Is FLARM helpful?
On Tuesday, December 1, 2015 at 9:52:39 AM UTC-8, Andy Blackburn wrote:
On Tuesday, December 1, 2015 at 8:00:23 AM UTC-8, wrote:
Saw FLARM leeching at PAGC. Poor XG couldn't get away to do his own brilliant thing. He expressed his frustrations in passing and very politely at one of the meetings.
I looked at the traces from this race - a couple of days every thermal for every pilot on course. The only guys I could see following XG were his teammates - I assume this was team flying, but maybe that was prohibited? In any case they fell off his trail after a few climbs.

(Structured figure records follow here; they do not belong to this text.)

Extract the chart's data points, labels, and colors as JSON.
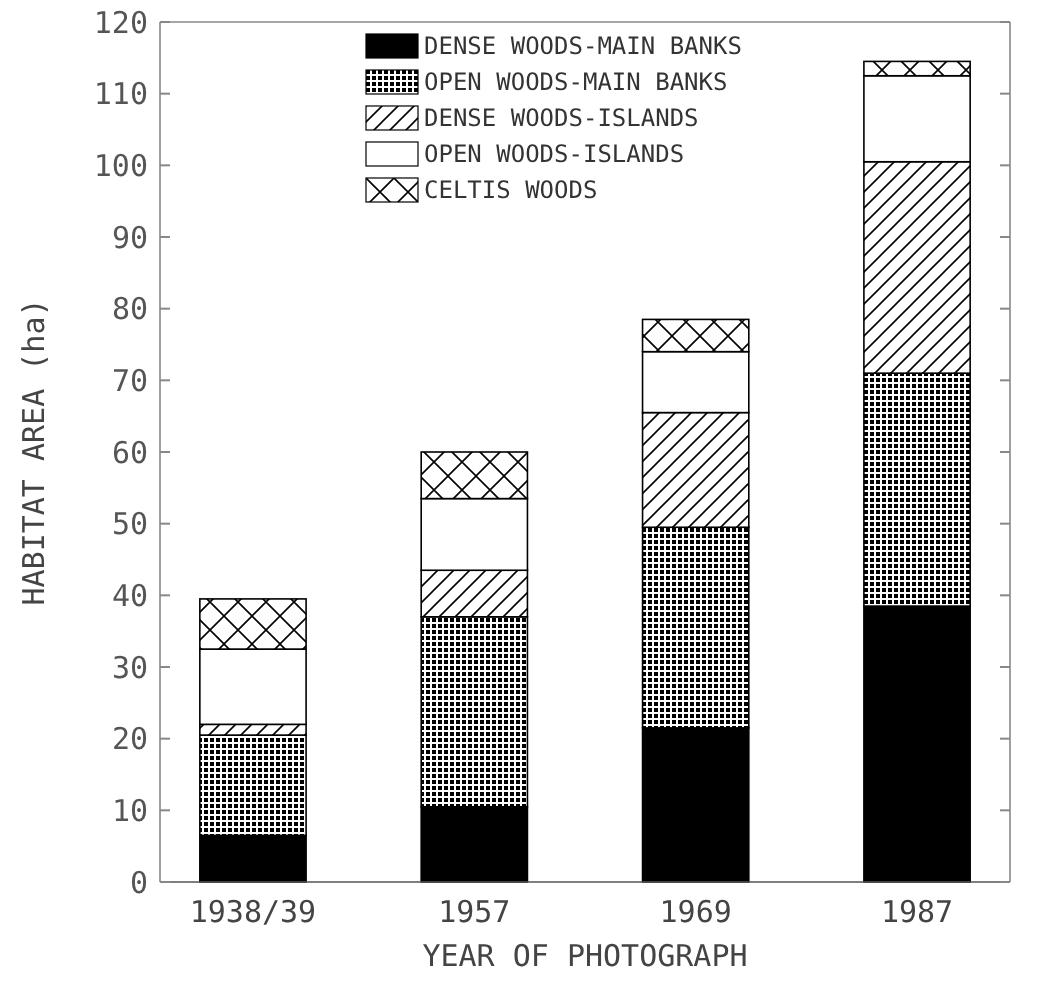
{
  "chart_data": {
    "type": "bar",
    "stacked": true,
    "xlabel": "YEAR OF PHOTOGRAPH",
    "ylabel": "HABITAT AREA (ha)",
    "categories": [
      "1938/39",
      "1957",
      "1969",
      "1987"
    ],
    "series": [
      {
        "name": "DENSE WOODS-MAIN BANKS",
        "color": "#000000",
        "values": [
          6.5,
          10.5,
          21.5,
          38.5
        ]
      },
      {
        "name": "OPEN WOODS-MAIN BANKS",
        "color": "#000000",
        "values": [
          14,
          26.5,
          28,
          32.5
        ]
      },
      {
        "name": "DENSE WOODS-ISLANDS",
        "color": "#000000",
        "values": [
          1.5,
          6.5,
          16,
          29.5
        ]
      },
      {
        "name": "OPEN WOODS-ISLANDS",
        "color": "#ffffff",
        "values": [
          10.5,
          10,
          8.5,
          12
        ]
      },
      {
        "name": "CELTIS WOODS",
        "color": "#000000",
        "values": [
          7,
          6.5,
          4.5,
          2
        ]
      }
    ],
    "ylim": [
      0,
      120
    ],
    "yticks": [
      0,
      10,
      20,
      30,
      40,
      50,
      60,
      70,
      80,
      90,
      100,
      110,
      120
    ],
    "legend": "top",
    "grid": false
  }
}
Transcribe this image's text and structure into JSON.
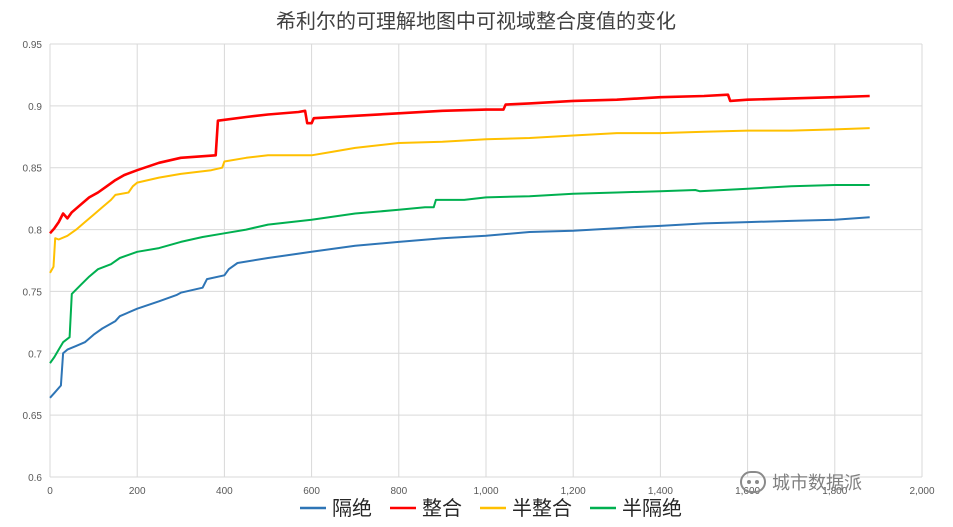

It is not just plain leeching either. Two thermals are ahead on the first leg and marked by other competitors. The guy trailing gets to pick which has a better value and save the time of centering it. Using FLARM, the guy coming from behind uses the talents of the other two and potentially does better than either.
The data just doesn't support the reality of this claim - the VAST majority of the time the climbs achieved by later arrivals decline materially. I'm sure there are occasional cases where it takes you 4, 5, 6 turns to catch the core and annoying to have someone come in right below you and climb with you, but generally using someone else's thermals is a losing proposition - and you can't really pick the ones where the other guy "just found the core after a struggle and will safe you some effort". It's far, far more likely that the strong part of the thermal has passed you buy if you ar trailing by more than a mile or two.
I'll go grind through more contest traces, but I was startled at what a poor proposition "borrowing" thermals is from a long trail position.
Looking forward to flying with you at Nephi - hope you come. You know it'll be fun. We can discuss the various merits of Flarm over beers (I'll be hiding mine though - ;-) )
9B
Andy, I hate it when you bring data to an argument. I suggest that at Nephi, the field be randomly split between stealth and non-stealth mode. It's probably enough gliders to have a valid experiment. Since the theory behind leeching is that it speeds up the slow pilots while not slowing down the fast ones, the aggregate score of the non-steath group should be statistically higher than the stealth group. That could be further refined by looking at the bottom half in each group (presumably, leechers). According the stealth supporters, there is no difference in safety so there should be no objection on that account. Since the fast pilots are going to win anyway (and are not leechers), they should not object to which group they draw.